Wir haben Delta als eine sich sehr, sehr gut verbreitende Virus-Variante erlebt, die es geschafft hat, Alpha und alle anderen Varianten komplett abzuräumen. Natürlich sehen wir auch jetzt noch vereinzelt Delta-Fälle, obwohl Omikron mit weit über 90 Prozent sozusagen die Macht übernommen hat. Aber wenn wir jetzt Fehler machen, zum Beispiel durch eine selektive Impfung mit einem an Omikron angepassten Impfstoff, dann entsteht natürlich wieder ein Selektionsvorteil für Delta, sofern dieser Impfstoff nicht auch gegen diese Variante wirkt. Es ist nach wie vor eine Variante, sie ist nicht weg.

Das Robert-Koch-Institut möchte davon wegkommen, nur noch auf die Zahl der Neuinfektionen zu schauen. Stattdessen möchte das RKI sich auch auf die Krankheitsschwere und die Krankheitslast fokussieren. Ist das sinnvoll?

Wir müssen definieren, was wir wollen. Wenn wir sagen, dass es darum geht, das Gesundheitssystem nicht zu überlasten, dann sind das natürlich Parameter, auf die wir schauen müssen. Und entsprechend lockerer sieht man dann auf die Infektionszahlen - wir leben ja jetzt mit Zahlen, bei denen wir noch vor ein paar Monaten die Hände über dem Kopf zusammengeschlagen hätten. Auf der anderen Seite dürfen wir nicht unterschätzen, dass Omikron eben auch kein Traubenzucker-Drops ist, sondern ein Virus, das wir noch nicht vollumfänglich kennen. Wir wissen auch noch zu wenig über Long Covid und ich bin mir ziemlich sicher, dass auch Omikron-Infektionen das Gesundheitssystem an die Grenzen bringen können, wenn die Variante ungehindert durch die Bevölkerung läuft.

Was wäre Ihr Vorschlag?

Ich könnte mir eine Ampel vorstellen, die Infektionszahlen, Krankenhauseinweisungen und Intensivbettenbelegung miteinander vereint und die Gewichtung dieser Parameter in Abhängigkeit von der Impfquote oder der Boosterquote setzt. Dann bleiben alle Parameter drin, die wir kennen und mit denen wir gelernt haben umzugehen. Wir haben aber gleichzeitig eine neue Balancierung, die beide Seiten berücksichtigt.
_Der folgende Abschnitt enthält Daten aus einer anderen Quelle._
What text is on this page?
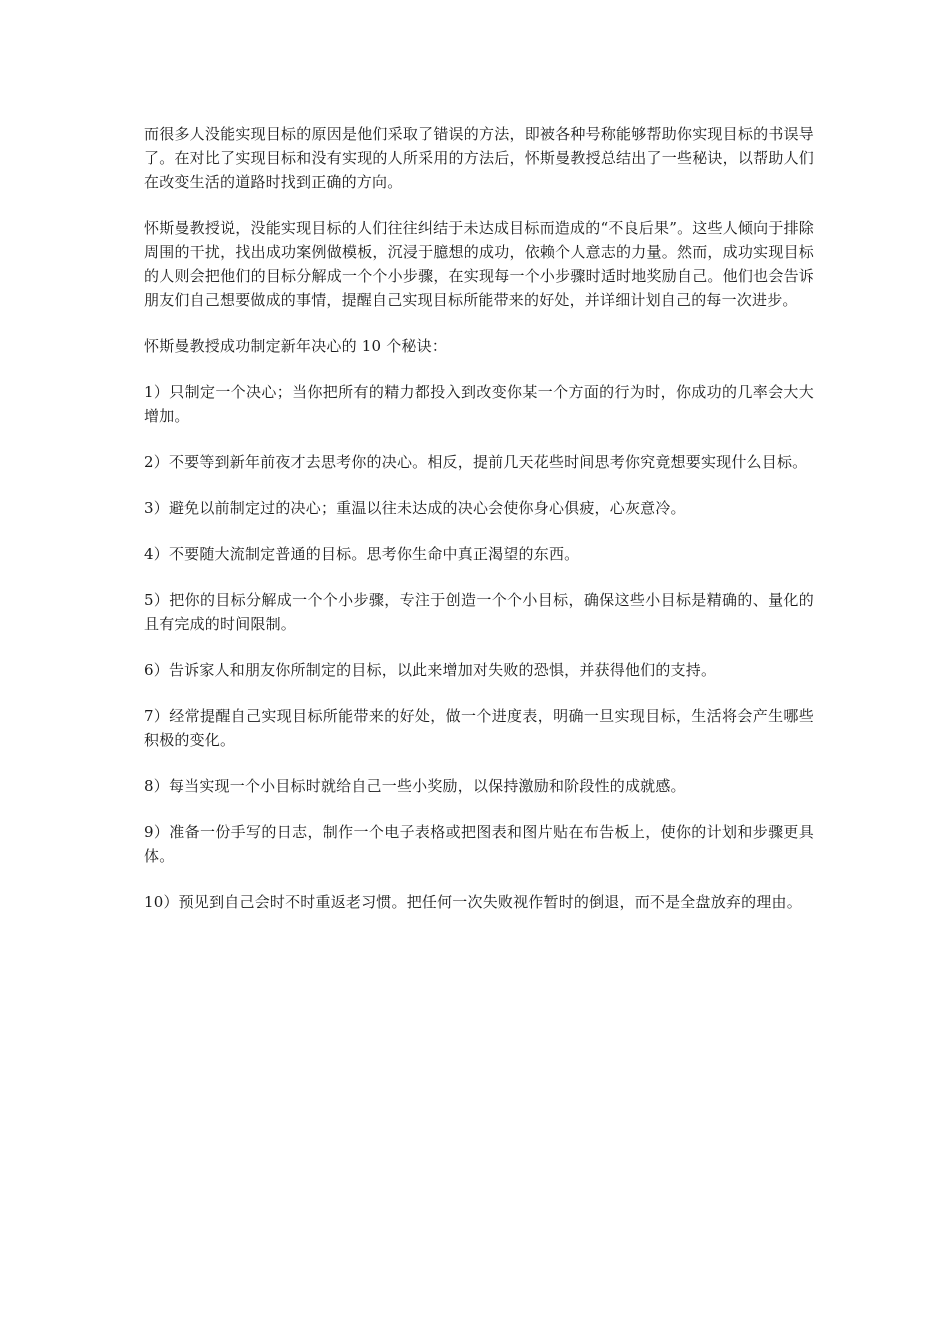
而很多人没能实现目标的原因是他们采取了错误的方法，即被各种号称能够帮助你实现目标的书误导了。在对比了实现目标和没有实现的人所采用的方法后，怀斯曼教授总结出了一些秘诀，以帮助人们在改变生活的道路时找到正确的方向。

怀斯曼教授说，没能实现目标的人们往往纠结于未达成目标而造成的“不良后果”。这些人倾向于排除周围的干扰，找出成功案例做模板，沉浸于臆想的成功，依赖个人意志的力量。然而，成功实现目标的人则会把他们的目标分解成一个个小步骤，在实现每一个小步骤时适时地奖励自己。他们也会告诉朋友们自己想要做成的事情，提醒自己实现目标所能带来的好处，并详细计划自己的每一次进步。

怀斯曼教授成功制定新年决心的 10 个秘诀：

1）只制定一个决心；当你把所有的精力都投入到改变你某一个方面的行为时，你成功的几率会大大增加。
2）不要等到新年前夜才去思考你的决心。相反，提前几天花些时间思考你究竟想要实现什么目标。
3）避免以前制定过的决心；重温以往未达成的决心会使你身心俱疲，心灰意冷。
4）不要随大流制定普通的目标。思考你生命中真正渴望的东西。
5）把你的目标分解成一个个小步骤，专注于创造一个个小目标，确保这些小目标是精确的、量化的且有完成的时间限制。
6）告诉家人和朋友你所制定的目标，以此来增加对失败的恐惧，并获得他们的支持。
7）经常提醒自己实现目标所能带来的好处，做一个进度表，明确一旦实现目标，生活将会产生哪些积极的变化。
8）每当实现一个小目标时就给自己一些小奖励，以保持激励和阶段性的成就感。
9）准备一份手写的日志，制作一个电子表格或把图表和图片贴在布告板上，使你的计划和步骤更具体。
10）预见到自己会时不时重返老习惯。把任何一次失败视作暂时的倒退，而不是全盘放弃的理由。
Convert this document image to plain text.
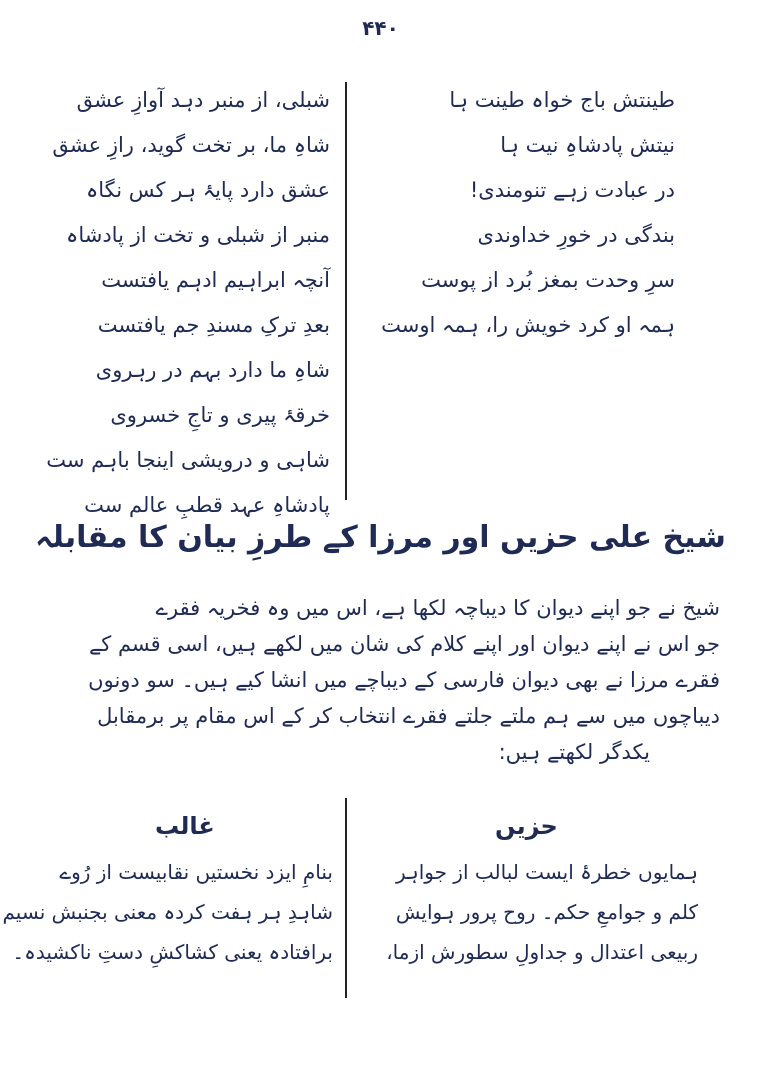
۴۴۰
طینتش باج خواہ طینت ہا
نیتش پادشاہِ نیت ہا
در عبادت زہے تنومندی!
بندگی در خورِ خداوندی
سرِ وحدت بمغز بُرد از پوست
ہمہ او کرد خویش را، ہمہ اوست
شبلی، از منبر دہد آوازِ عشق
شاہِ ما، بر تخت گوید، رازِ عشق
عشق دارد پایۂ ہر کس نگاہ
منبر از شبلی و تخت از پادشاہ
آنچہ ابراہیم ادہم یافتست
بعدِ ترکِ مسندِ جم یافتست
شاہِ ما دارد بہم در رہروی
خرقۂ پیری و تاجِ خسروی
شاہی و درویشی اینجا باہم ست
پادشاہِ عہد قطبِ عالم ست
شیخ علی حزیں اور مرزا کے طرزِ بیان کا مقابلہ
شیخ نے جو اپنے دیوان کا دیباچہ لکھا ہے، اس میں وہ فخریہ فقرے
جو اس نے اپنے دیوان اور اپنے کلام کی شان میں لکھے ہیں، اسی قسم کے
فقرے مرزا نے بھی دیوان فارسی کے دیباچے میں انشا کیے ہیں۔ سو دونوں
دیباچوں میں سے ہم ملتے جلتے فقرے انتخاب کر کے اس مقام پر برمقابل
یکدگر لکھتے ہیں:
حزیں
غالب
ہمایوں خطرۂ ایست لبالب از جواہر
کلم و جوامعِ حکم۔ روح پرور ہوایش
ربیعی اعتدال و جداولِ سطورش ازما،
بنامِ ایزد نخستیں نقابیست از رُوے
شاہدِ ہر ہفت کردہ معنی بجنبش نسیم
برافتادہ یعنی کشاکشِ دستِ ناکشیدہ۔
Bayerns Ministerpräsident Markus Söder fordert jetzt eine Öffnungsperspektive. Sind Sie auch dafür?

Es ist natürlich vernünftig, sich auch Gedanken zu machen, wie es weitergeht in der näheren und in der weiteren Zukunft. Die Frage ist, wie man es kommuniziert. Insofern kann man sich Gedanken und Pläne machen - aber diese sollten nicht so propagiert werden, als ob das alles nicht so schlimm sei. Das ist ein Spagat, den man gehen muss zwischen vernünftiger Vorausplanung und richtiger, adäquater Kommunikation.
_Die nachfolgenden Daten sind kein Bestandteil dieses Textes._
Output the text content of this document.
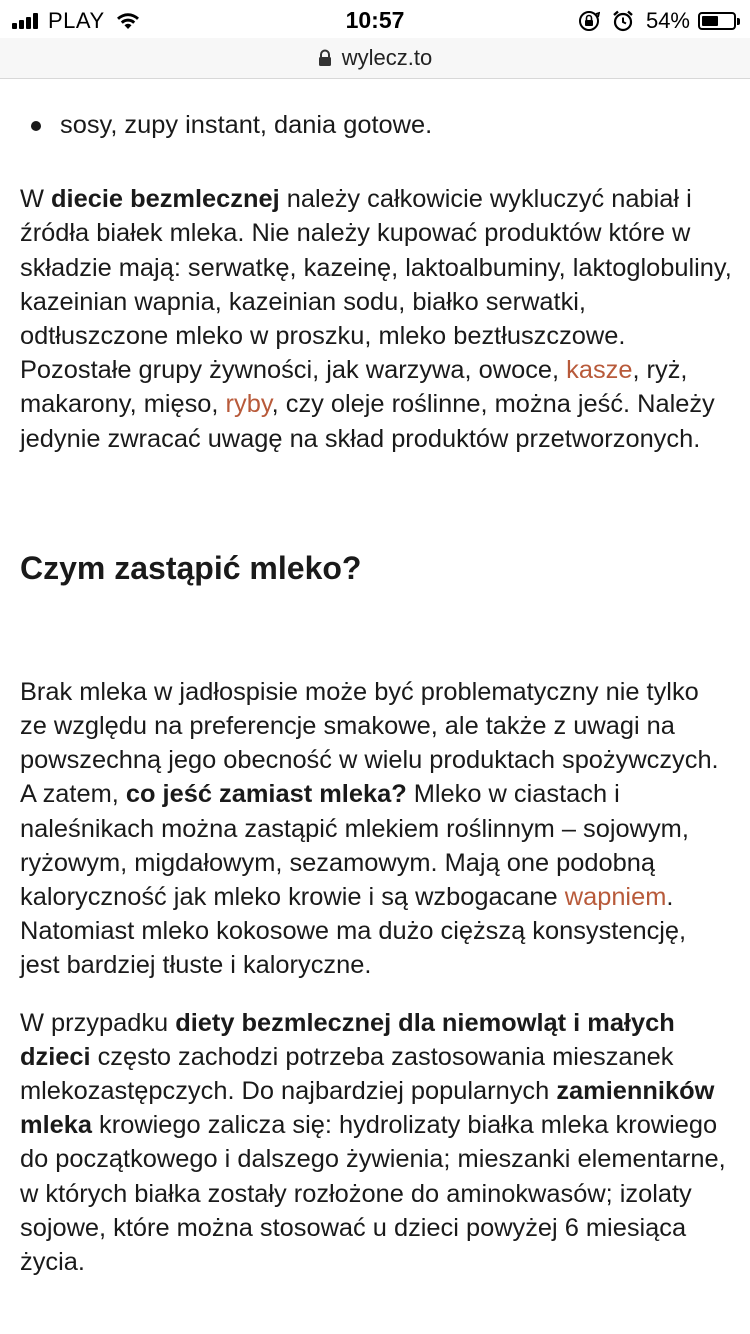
PLAY	10:57	54%
wylecz.to
sosy, zupy instant, dania gotowe.

W diecie bezmlecznej należy całkowicie wykluczyć nabiał i źródła białek mleka. Nie należy kupować produktów które w składzie mają: serwatkę, kazeinę, laktoalbuminy, laktoglobuliny, kazeinian wapnia, kazeinian sodu, białko serwatki, odtłuszczone mleko w proszku, mleko beztłuszczowe. Pozostałe grupy żywności, jak warzywa, owoce, kasze, ryż, makarony, mięso, ryby, czy oleje roślinne, można jeść. Należy jedynie zwracać uwagę na skład produktów przetworzonych.

Czym zastąpić mleko?

Brak mleka w jadłospisie może być problematyczny nie tylko ze względu na preferencje smakowe, ale także z uwagi na powszechną jego obecność w wielu produktach spożywczych. A zatem, co jeść zamiast mleka? Mleko w ciastach i naleśnikach można zastąpić mlekiem roślinnym – sojowym, ryżowym, migdałowym, sezamowym. Mają one podobną kaloryczność jak mleko krowie i są wzbogacane wapniem. Natomiast mleko kokosowe ma dużo cięższą konsystencję, jest bardziej tłuste i kaloryczne.

W przypadku diety bezmlecznej dla niemowląt i małych dzieci często zachodzi potrzeba zastosowania mieszanek mlekozastępczych. Do najbardziej popularnych zamienników mleka krowiego zalicza się: hydrolizaty białka mleka krowiego do początkowego i dalszego żywienia; mieszanki elementarne, w których białka zostały rozłożone do aminokwasów; izolaty sojowe, które można stosować u dzieci powyżej 6 miesiąca życia.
Können wir denn Ihrer Meinung nach Richtung Öffnung gehen oder ist das noch zu früh?

Richtung Frühjahr und Sommer können wir schon deutlich mehr Richtung Entspannung schauen. Und ich bin nach wie vor der Meinung, dass wir im Sommer die Chance haben, auch mehr oder weniger über eine Normalität diskutieren zu können. Es steht und fällt natürlich mit einigen Parametern: Wie verhält sich das Virus? Was für Varianten hat Sars-CoV-2 noch in petto? Wie gut kommen wir voran mit der Impfung, mit dem angepassten Impfstoff?

Schauen wir noch auf das Beispiel Österreich. Da werden die Maßnahmen jetzt gelockert. Gleichzeitig wird aber auch eine allgemeine Impfpflicht eingeführt. Sind das die richtigen Schritte?

Eine zeitlich befristete Impfpflicht würde sehr helfen, uns gerade für den kommenden Herbst und Winter gegen möglicherweise neue Varianten zu wappnen oder auch gegen Omikron oder eine Rückkehr von Delta. Wenn wir da gut aufgestellt wären, dann müsste man sich im kommenden Herbst und Winter deutlich weniger Gedanken und Sorgen machen, dass wir wieder in eine solche Situation wie derzeit reinschlittern. Insofern finde ich eine Impfpflicht nicht verkehrt. Dass das geht, zeigen die Beispiele in den Nachbarländern, wo eher berufsabhängige Impfpflichten etabliert wurden. Auch da tut man sich in Deutschland ja offensichtlich schwer. Aber letztlich wird man wahrscheinlich gar nicht darum herumkommen, das Impfen wieder nach vorne zu bringen, wenn man wirklich eine Lockerung beschließen möchte. Ich glaube, in Deutschland werden wir das nur über eine allgemeine Impfpflicht hinbekommen.